Here, we have reviewed three-dimensional structures of TJ proteins, focusing on the core TJ complex. It becomes clear that our knowledge of these structures is fairly incomplete, because most TJ proteins do not lend themselves easily to structure analysis due to their size and/or the presence of TM regions, natively unfolded polypeptide segments or heterogeneous post-translational modifications [74,75,76]. Our knowledge of protein–protein interactions within the TJ also does not go far beyond structural features of selected binary interactions, often involving small protein fragments or peptides.
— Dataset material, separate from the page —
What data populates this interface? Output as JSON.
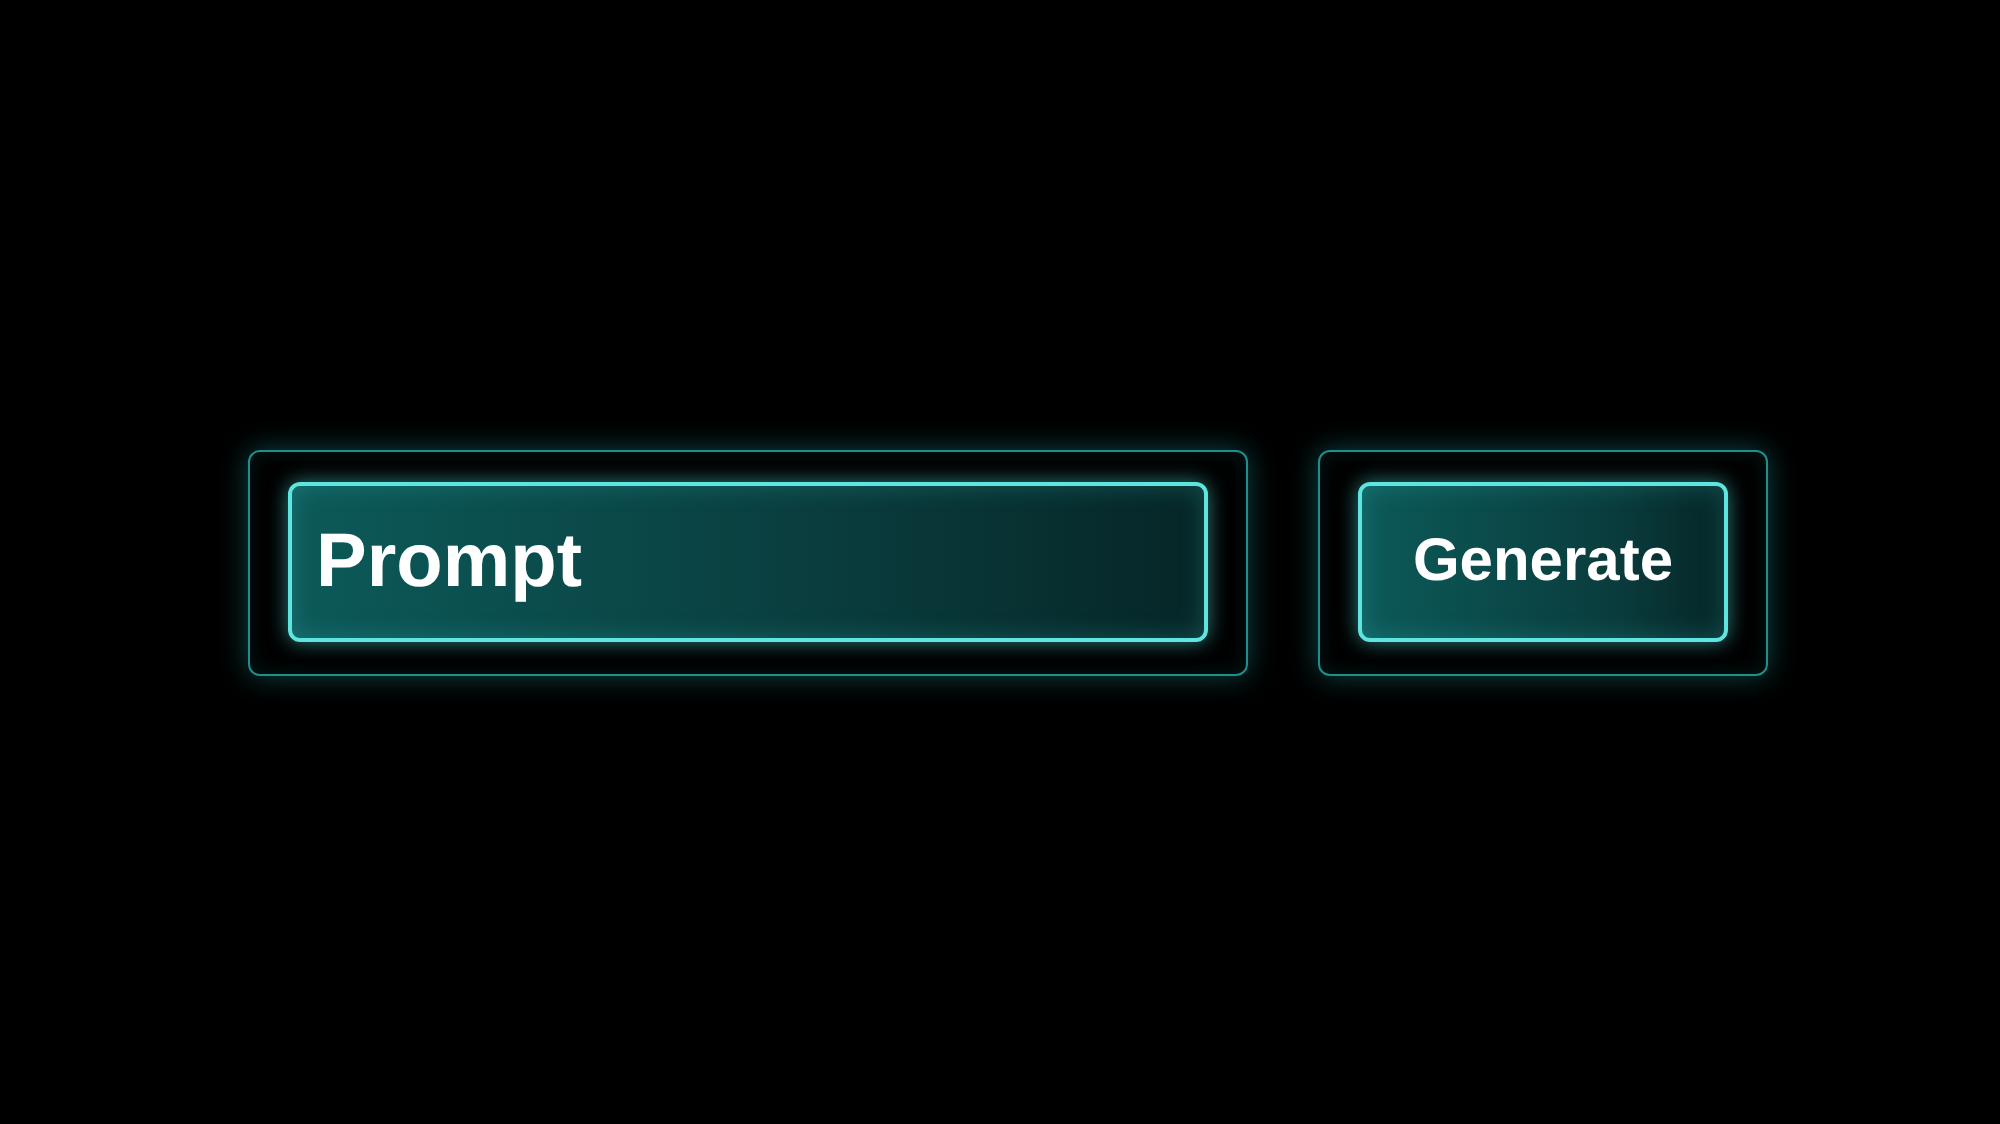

At a resolution that permits construction of atomic models, very little is known about the general architecture of the TJ. Herein lies a great challenge and opportunity for future research making use of new integrative methods in structural biology, including cryo-electron microscopy [152,153,154,155], cryo-electron tomography [156,157], cross-linking mass spectrometry [158,159], small-angle X-ray and neutron scattering [160,161], and others [162]. These rapidly emerging and developing methods can be informed by the available high-resolution structures of TJ proteins, protein domains and protein–protein interactions. We may expect to see exciting results along these lines in the near future, revealing the architecture of TJs at high resolution in defined functional states.